Une facturation au volume mal maîtrisée
« Le premier élément, c’est l’originalité de ce type de facturation, au volume. Une facturation toujours extrêmement difficile à établir d’un point de vue technique. » Se rappelant d’un ancien abonnement câble chez Noos, qui était assorti de limites de volumes d’échanges de données, Sébastien Crozier souligne « qu’il y a toujours eu des incidents [avec ce type de facturation], sur le fixe comme sur le mobile. » Pour quelles raisons ? « Techniquement, gérer des paquets, c’est compliqué. » De fait, le comptage – qui doit permettre d’établir la facture – est fait dans le réseau, au niveau de la passerelle qui met en relation l’abonné avec Internet.
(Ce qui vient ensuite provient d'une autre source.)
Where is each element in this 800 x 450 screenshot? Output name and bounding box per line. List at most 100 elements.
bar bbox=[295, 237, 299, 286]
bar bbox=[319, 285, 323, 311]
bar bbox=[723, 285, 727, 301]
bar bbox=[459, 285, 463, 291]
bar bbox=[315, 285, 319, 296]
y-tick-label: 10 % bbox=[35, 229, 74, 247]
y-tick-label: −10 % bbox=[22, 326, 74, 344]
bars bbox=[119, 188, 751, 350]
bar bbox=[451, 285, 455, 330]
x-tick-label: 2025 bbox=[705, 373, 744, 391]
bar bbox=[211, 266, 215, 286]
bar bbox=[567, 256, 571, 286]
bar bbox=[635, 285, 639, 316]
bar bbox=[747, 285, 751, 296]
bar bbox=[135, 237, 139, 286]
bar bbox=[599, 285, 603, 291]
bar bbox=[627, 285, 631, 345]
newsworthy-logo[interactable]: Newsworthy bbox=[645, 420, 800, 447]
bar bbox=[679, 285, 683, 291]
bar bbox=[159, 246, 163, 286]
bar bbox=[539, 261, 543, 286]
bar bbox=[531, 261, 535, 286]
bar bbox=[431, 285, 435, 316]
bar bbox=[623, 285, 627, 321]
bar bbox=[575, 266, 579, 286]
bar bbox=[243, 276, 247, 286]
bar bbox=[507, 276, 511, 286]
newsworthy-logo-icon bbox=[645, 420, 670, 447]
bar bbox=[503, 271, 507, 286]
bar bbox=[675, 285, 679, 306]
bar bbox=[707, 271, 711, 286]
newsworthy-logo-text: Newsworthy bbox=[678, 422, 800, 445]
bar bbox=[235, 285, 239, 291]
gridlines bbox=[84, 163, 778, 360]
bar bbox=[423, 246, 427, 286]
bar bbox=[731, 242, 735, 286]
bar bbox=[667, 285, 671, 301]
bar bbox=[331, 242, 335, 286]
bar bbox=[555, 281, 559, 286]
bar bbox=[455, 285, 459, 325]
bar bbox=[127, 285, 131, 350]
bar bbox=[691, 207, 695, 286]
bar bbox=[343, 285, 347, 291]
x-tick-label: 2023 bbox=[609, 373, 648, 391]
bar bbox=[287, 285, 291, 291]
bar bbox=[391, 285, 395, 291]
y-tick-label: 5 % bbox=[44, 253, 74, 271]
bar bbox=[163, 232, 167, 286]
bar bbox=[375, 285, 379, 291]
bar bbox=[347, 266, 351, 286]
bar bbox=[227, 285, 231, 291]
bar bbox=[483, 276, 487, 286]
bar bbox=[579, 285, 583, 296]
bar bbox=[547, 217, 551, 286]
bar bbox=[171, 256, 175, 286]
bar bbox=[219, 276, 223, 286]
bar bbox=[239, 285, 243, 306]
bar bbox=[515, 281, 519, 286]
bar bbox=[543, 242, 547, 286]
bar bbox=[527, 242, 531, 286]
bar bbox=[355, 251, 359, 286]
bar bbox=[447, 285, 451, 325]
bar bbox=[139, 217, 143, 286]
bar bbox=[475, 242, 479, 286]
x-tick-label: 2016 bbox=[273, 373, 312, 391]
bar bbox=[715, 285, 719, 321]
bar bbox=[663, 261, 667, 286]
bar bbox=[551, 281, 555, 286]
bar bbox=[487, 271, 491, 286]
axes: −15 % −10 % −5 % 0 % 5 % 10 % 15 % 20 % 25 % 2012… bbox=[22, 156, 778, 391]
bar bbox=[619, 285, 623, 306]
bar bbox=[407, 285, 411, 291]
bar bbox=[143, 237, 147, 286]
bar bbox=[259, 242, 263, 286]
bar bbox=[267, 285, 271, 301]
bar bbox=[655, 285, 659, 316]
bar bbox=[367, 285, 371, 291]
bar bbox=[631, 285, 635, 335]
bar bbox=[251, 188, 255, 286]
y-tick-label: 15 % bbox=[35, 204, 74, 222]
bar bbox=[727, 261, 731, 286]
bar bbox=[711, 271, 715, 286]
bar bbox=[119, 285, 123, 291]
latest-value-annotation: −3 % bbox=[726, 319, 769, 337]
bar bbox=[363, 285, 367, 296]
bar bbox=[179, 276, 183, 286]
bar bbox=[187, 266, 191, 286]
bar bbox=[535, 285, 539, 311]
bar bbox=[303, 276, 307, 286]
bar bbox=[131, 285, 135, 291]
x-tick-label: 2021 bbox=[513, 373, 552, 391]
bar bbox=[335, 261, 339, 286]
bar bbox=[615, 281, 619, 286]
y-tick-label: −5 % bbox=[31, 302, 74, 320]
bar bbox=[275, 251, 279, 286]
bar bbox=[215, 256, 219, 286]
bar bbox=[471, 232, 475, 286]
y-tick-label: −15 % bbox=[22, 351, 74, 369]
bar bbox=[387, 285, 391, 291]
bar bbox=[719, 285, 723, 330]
Hors, sur un réseau IP, il y a, par construction, des pertes de paquets : « qu’est-ce qu’on fait lorsqu’un paquet est perdu ? On le renvoie ; il repasse par la passerelle. » Et se voit donc comptabilisé une seconde fois. Bref, pour compter de manière fiable les paquets, il faudrait un agent logiciel sur le terminal de l’abonné. Impossible. Comment garantir, en effet, l’envoi des détails de communications par le terminal vers le système de facturation, à temps pour que celle-ci soit établie ? Et comment garantir l’intégrité de ces données ? Bref, pour Sébastien Crozier, les offres data souffrent d’un mal intrinsèque : « la technologie IP n'est pas adaptée à comptage tel que celui auquel on est habitué dans le monde des télécoms. »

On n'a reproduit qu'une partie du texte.